Praying for our daily bread, then, is a way of also remembering that the Kingdom of God is a party to which we and everyone else are invited no matter who you are, where you come from, or what you’ve done. In John’s Gospel, Jesus says “I am the bread of life” – I am God’s presence, God’s promise, God’s daily provision, your personally engraved invitation to the Kingdom party. When we receive the “bread” of Christ, we go away satisfied, transformed, nourished, made new and looking forward to the next meal.
This is a big part of why we celebrate holy communion – it’s always “the next meal” that we look forward to – another celebration, another party, another way of saying “we made it” and “we’re all here”! It’s a sign and sacrament of the great Kingdom feast where all can be fed.
In the early church, communion always took place in the
context of a larger meal – a banquet if you will.

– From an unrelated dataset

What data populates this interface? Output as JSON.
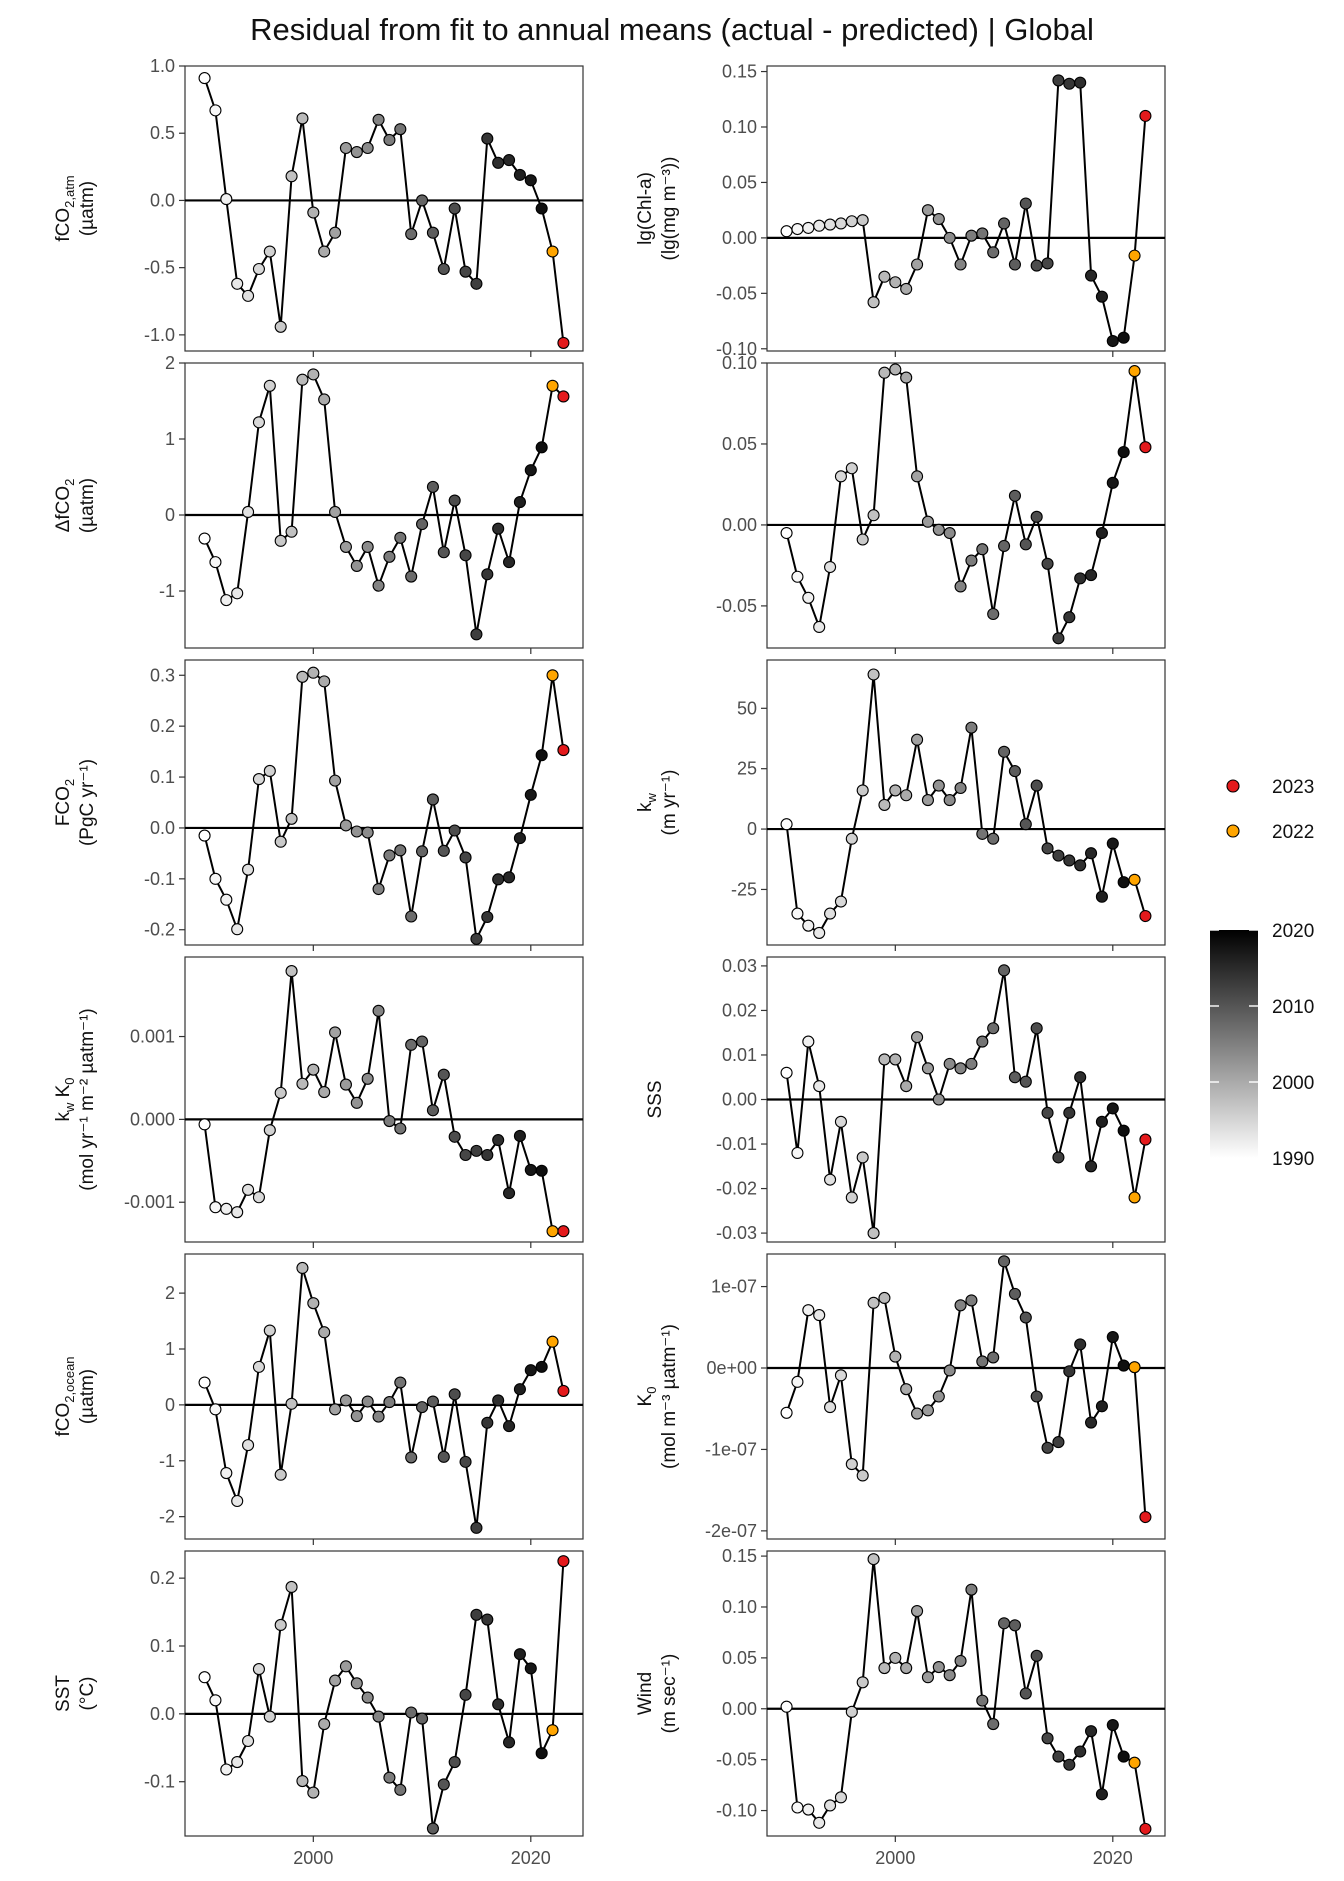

It was a way for them to
share, literally and figuratively, their bread with each other – the daily
bread they received as a gift from God.
In our day, we’d call this a “pot luck” or as it’s called in
Western PA a “tureen dinner” (I never did know what a tureen was when I was a
kid, but I guessed that it probably had something to do with Jello Salad
Tupperware). It wasn’t just about the food, but about a gathering of the whole
community where there were no strangers, only friends.
And so we pray “our” daily bread. The bread that we receive is meant to be shared – that those who hunger and thirst not only for God but for the basic needs of life – food, water, shelter, love – will be fed. Praying this prayer means that we pray not only for our own bread but for that of our neighbor – that we walk across the street or around the world to share the bread we have.
Today we bring our financial commitments to God as a
congregation. It is an opportunity for us to share our bread with the world—to
buy into Jesus’ vision of abundance in the face of the world’s fear of
scarcity. Jesus calls us to “enough-ness” – to focus on God’s daily provision
over and against the illusion of economic security. We ask God for our daily
bread, we see how Jesus was offering it everywhere he went…now we are called to
imitate him.
Can we live with open hands? Can we see all that God has blessed us with? Can we capture Jesus’ vision for the Kingdom and realize that we are being called to build for it day by day, using God’s provision and resources?
We are a community of faith…a community that is called to share our time, our talent, and our treasure for the Kingdom. May our giving and our vision reflect that call. And may we always be asking, “With whom can I share my daily bread?”